### **Lexical Analysis**
**First step of compilation** which converts source code into tokens.


### Important terms:

* **Lexeme**: The smallest meaningful unit in the source code. Example: `if`, `x`, `42`, `+` are all lexemes.
* **Token**: A **category** or **type** that groups lexemes. Example:
  * `if` → keyword token
  * `x` → identifier token
  * `42` → number token
  * `+` → operator token
* **Lexer** or **Scanner**: Program does lexical analysis, reads source code and produces tokens.
  * **Regular Expressions (Regex) Lexer**: Write rules like:
   * identifiers = `[a-zA-Z_][a-zA-Z0-9_]*`
   * numbers = `[0-9]+`
     Then, a program uses these rules to recognize tokens.
  * **Finite State Machine (FSM) Lexer**: Build a machine with states and transitions that recognize valid tokens step by step (like following a flowchart of character inputs).
  
### **Syntax Analysis**
After lexical analysis, the **parser** takes a sequence of tokens (from the lexer) and tries to build a structure (parse tree) using those grammar rules. e.g.:
```C
int x = 42;
```
Tokens: `int`, `x`, `=`, `42`, `;` then *parser* check if it fits grammar rule like `Statement → Type Identifier '=' Number ';'`, then builds a parse tree.

#### Parsing strategies:
* **Top-Down Parsing**: Start from the root of the parse tree and try to build it down to the leaves (tokens).
* **Bottom-Up Parsing**: Start from the tokens and try to build up to the root of the parse tree.
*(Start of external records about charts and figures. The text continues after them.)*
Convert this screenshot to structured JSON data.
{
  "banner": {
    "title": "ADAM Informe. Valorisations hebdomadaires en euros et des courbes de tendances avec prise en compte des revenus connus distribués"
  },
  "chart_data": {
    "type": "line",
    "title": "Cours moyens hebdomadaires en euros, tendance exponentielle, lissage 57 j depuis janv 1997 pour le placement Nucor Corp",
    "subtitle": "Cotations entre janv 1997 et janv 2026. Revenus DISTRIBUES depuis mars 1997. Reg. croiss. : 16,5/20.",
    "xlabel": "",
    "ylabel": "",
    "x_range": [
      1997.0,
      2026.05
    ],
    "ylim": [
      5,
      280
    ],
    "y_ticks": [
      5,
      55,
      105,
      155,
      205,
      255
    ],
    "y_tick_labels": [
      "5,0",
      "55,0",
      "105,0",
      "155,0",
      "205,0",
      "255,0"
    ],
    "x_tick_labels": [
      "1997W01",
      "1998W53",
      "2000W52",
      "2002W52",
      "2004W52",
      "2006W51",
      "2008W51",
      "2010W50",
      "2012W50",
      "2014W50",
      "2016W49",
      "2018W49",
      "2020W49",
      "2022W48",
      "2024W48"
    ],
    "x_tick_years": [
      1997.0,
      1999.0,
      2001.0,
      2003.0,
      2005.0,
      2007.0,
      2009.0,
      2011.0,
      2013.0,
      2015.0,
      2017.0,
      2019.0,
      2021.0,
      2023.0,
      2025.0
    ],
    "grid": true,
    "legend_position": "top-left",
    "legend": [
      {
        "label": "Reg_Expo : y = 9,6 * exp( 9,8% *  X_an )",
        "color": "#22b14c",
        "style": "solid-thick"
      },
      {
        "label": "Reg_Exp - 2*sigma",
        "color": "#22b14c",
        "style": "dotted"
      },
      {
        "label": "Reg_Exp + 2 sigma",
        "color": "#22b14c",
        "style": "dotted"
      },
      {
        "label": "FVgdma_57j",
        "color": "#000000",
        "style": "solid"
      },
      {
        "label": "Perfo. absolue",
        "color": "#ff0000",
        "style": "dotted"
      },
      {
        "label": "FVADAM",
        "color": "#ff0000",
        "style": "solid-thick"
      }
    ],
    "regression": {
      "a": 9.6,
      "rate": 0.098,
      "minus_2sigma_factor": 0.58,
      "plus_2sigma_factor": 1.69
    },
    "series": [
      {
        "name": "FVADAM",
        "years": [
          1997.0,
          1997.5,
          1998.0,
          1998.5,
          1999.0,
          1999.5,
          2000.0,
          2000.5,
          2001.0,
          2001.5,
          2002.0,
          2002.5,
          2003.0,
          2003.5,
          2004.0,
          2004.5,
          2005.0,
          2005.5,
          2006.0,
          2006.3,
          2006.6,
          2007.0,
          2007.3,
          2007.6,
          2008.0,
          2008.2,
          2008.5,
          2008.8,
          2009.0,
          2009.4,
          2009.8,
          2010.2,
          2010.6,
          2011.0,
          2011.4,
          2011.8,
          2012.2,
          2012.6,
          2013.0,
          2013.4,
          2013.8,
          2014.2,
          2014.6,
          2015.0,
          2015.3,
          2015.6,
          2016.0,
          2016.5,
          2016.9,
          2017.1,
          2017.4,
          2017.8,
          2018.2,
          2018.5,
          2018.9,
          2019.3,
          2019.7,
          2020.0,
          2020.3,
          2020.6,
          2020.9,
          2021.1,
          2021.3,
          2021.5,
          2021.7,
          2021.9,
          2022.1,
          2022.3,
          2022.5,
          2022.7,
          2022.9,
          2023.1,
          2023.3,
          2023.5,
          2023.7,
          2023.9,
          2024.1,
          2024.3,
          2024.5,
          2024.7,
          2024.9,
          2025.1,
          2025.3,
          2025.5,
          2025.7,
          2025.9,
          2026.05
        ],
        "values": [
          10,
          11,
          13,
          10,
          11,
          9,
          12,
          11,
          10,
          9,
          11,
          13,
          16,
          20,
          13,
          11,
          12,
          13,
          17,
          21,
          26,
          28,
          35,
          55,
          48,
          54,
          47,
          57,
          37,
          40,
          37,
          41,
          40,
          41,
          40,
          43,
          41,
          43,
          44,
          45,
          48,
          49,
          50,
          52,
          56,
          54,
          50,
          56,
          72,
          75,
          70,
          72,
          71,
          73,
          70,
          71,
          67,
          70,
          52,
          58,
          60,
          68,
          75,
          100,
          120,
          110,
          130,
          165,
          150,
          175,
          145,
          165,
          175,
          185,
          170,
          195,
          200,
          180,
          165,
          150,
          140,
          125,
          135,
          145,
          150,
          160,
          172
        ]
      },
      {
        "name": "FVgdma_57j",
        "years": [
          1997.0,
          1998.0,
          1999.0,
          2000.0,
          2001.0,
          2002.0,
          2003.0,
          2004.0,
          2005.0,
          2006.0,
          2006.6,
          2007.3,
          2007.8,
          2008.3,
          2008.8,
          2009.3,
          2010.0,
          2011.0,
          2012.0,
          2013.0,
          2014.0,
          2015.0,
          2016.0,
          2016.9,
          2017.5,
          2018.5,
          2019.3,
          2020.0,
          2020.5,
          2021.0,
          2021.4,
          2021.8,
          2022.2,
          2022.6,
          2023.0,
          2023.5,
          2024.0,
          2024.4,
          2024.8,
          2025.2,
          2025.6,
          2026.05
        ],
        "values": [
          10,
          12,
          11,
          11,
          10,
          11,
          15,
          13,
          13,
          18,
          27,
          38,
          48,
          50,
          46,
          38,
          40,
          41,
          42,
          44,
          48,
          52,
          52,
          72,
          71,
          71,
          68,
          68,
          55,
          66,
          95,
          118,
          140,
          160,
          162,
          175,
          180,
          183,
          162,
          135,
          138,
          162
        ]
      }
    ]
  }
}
###  Parsing as Graph Search

1. **Parsing** = build structure (parse tree) from tokens using grammar.
2. **Naive BFS** → explores all possibilities → exponential growth.
3. **Prefix test** → cut branches if they don’t match target string’s prefix.
4. **Leftmost derivation** = always expand the leftmost non-terminal first.
   * Makes search systematic.
5. **BFS + Leftmost + Prefix test** → faster, fewer branches.
6. **Problem**: Some grammars still blow up (too many useless branches).

- **Recursive Descent Parsing**: A top-down parsing method with DFS instead of BFS using recursion. Each non-terminal in the grammar has a function. Each rule is handled by code inside that function.
    - **Problem**: Infinite recursion $\to$ Solution:  **Left recursion**.
- **Left Recursion**: A grammar is left recursive if a non-terminal A can eventually derive a form starting with itself $A ⇒^* Aγ$ where $⇒^*$ means in zero or more steps
    - Direct left recursion: $A ⇒ Aγ$
    - Indirect left recursion: $A ⇒^* Aγ$
    - **Problem**: Left recursion causes infinite recursion in recursive descent parsing.
    - **Solution**: Eliminate left recursion by rewriting rules. Remove Direct Left Recursion:

Suppose we have:

```
A ::= Aα1 | Aα2 | ... | Aαn | β1 | ... | βk
```

(where each `β` does NOT start with `A`).

We rewrite as:

```
A  ::= β1Â | β2Â | ... | βkÂ
Â  ::= α1Â | α2Â | ... | αnÂ | ε
```

(Â is a new non-terminal, and ε = empty string).

---

#### Predictive Parser

BFS, DFS are slow due to backtracking. A **lookahead parser** peeks at the next token to decide which rule to apply, reducing backtracking.

#### One-step lookahead
* We define FIRST(γ) which is the set of terminals (tokens) that can appear first if we derive γ.
* Rule for $LL(1)$ grammar:
    - First L, parse from left-to-right and second creates the leftmost derivation
    - If $A \rightarrow \alpha$, $A \rightarrow \beta$ then $FIRST(\alpha) \cap FIRST(\beta) = \emptyset$
* **LL(k) Parsers** use k tokens of lookahead to decide which rule to apply which is more powerful but more complex.